Les Dépêches de Brazzaville : L’écriture est-elle une passion ?
Guy Fernand Kalouhohiko : Écrire pour moi est une passion. Je me plais beaucoup à partager quelques acquis avec les amis de la culture. C’est aussi une façon de venir en aide surtout aux élèves de notre département de la Sangha qui éprouvent de sérieuses difficultés pour se procurer un livre. Ainsi, ils sont obligés de se contenter du cours du professeur. Ma démarche d’écrire pour combler ce vide est souvent bien appréciée par ceux qui me lisent, et beaucoup ne cessent de m’encourager.
Publier sur l’anglais puis sur la philosophie, n’est-ce pas faire du coq-à-l’âne?

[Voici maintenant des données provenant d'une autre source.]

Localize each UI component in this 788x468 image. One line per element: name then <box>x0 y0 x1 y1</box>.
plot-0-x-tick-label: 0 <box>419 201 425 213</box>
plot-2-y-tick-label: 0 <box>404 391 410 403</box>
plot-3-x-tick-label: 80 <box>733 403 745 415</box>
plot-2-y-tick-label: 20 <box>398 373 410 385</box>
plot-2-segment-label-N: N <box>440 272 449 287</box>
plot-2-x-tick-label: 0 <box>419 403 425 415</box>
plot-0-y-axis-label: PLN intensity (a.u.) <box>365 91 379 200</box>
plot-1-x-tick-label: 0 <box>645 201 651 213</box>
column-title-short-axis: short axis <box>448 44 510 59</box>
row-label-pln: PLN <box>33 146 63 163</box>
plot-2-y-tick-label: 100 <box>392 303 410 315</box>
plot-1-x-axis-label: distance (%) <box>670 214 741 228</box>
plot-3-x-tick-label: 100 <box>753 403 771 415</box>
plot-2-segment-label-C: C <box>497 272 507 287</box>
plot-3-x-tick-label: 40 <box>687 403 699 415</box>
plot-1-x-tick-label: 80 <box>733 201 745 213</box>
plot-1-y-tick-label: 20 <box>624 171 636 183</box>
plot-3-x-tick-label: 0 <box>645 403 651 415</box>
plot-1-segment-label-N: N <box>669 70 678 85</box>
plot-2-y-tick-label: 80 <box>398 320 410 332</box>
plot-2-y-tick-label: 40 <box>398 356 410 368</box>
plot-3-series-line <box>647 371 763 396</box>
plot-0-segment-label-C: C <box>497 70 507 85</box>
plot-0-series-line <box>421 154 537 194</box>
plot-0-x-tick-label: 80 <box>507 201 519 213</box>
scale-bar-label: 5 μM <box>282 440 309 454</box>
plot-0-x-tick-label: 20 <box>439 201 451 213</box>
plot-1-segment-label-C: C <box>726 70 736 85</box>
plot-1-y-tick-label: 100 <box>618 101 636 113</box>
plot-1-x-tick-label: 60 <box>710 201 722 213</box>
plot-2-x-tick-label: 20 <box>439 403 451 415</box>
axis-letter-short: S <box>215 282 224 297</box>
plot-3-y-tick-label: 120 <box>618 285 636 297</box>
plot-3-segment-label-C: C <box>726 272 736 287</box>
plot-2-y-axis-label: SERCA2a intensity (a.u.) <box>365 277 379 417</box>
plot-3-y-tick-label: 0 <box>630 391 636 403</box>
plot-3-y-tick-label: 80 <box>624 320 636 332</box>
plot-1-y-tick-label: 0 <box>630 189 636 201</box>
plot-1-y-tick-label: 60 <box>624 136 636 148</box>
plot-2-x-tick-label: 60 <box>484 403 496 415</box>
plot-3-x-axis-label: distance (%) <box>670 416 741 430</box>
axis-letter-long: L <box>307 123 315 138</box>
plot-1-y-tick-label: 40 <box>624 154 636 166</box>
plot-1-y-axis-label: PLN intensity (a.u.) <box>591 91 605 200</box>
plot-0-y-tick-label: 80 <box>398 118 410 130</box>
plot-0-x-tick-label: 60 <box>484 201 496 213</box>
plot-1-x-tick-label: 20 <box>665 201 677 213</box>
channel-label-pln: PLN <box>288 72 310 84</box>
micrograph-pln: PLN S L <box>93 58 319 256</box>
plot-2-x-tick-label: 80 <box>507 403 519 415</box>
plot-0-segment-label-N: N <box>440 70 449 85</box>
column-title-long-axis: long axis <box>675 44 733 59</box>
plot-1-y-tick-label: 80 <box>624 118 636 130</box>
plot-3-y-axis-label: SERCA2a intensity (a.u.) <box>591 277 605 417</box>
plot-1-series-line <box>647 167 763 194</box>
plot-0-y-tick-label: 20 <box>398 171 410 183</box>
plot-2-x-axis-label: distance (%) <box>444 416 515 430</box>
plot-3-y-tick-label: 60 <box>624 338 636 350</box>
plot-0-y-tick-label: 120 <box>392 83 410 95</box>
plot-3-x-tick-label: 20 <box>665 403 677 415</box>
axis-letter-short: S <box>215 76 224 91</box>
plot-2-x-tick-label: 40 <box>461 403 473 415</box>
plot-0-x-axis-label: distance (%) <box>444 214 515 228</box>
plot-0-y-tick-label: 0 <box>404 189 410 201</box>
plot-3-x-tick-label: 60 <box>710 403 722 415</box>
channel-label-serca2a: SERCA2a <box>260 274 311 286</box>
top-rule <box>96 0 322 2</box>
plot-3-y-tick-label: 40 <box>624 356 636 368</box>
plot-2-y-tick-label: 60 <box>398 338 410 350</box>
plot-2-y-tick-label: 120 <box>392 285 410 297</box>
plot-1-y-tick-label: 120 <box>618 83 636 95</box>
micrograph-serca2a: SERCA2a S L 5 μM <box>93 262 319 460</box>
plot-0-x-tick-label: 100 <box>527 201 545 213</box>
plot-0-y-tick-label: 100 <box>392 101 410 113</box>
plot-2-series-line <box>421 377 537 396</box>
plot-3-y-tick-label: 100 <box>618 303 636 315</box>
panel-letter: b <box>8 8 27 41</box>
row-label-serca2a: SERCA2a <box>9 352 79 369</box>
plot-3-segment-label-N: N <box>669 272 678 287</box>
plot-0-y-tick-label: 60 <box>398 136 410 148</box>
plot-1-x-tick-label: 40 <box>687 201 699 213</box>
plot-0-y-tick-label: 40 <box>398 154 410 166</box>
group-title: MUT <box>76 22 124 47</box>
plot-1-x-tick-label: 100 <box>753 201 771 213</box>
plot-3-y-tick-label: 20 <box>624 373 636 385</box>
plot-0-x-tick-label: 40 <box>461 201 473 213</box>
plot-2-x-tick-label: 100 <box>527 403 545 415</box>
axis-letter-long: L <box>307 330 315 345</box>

Il faut savoir qu’on ne donne que ce qu’on a. L’anglais est une langue que j’ai approfondie à l’université Marien-Ngouabi avant de devenir prêtre. Je me suis inspiré des difficultés rencontrées en apprenant cette langue et de celles que je constate chez les apprenants du collège et du lycée pour pouvoir ébaucher un manuel qui propose des méthodes assez adaptées pour aider à mieux parler et écrire l’anglais en prenant en compte les réalités congolaises tout en s’ouvrant sur le monde. Quant à la philo, cela fait partie de la formation reçue au Grand Séminaire Saint Robert Bellarmin de Mayidi en RD Congo. La rédaction de ce manuel part du constat que les élèves accusent des difficultés de compréhension des concepts, doctrines et attitudes philosophiques. L’enjeu surtout c’est d’aider la jeune génération à se ressourcer à l’école des anciens qui ont influencé l’histoire de la philosophie. Cela aidant, elle pourra forger un raisonnement plus mûr et plus responsable face aux questions de la vie et de la société actuelle.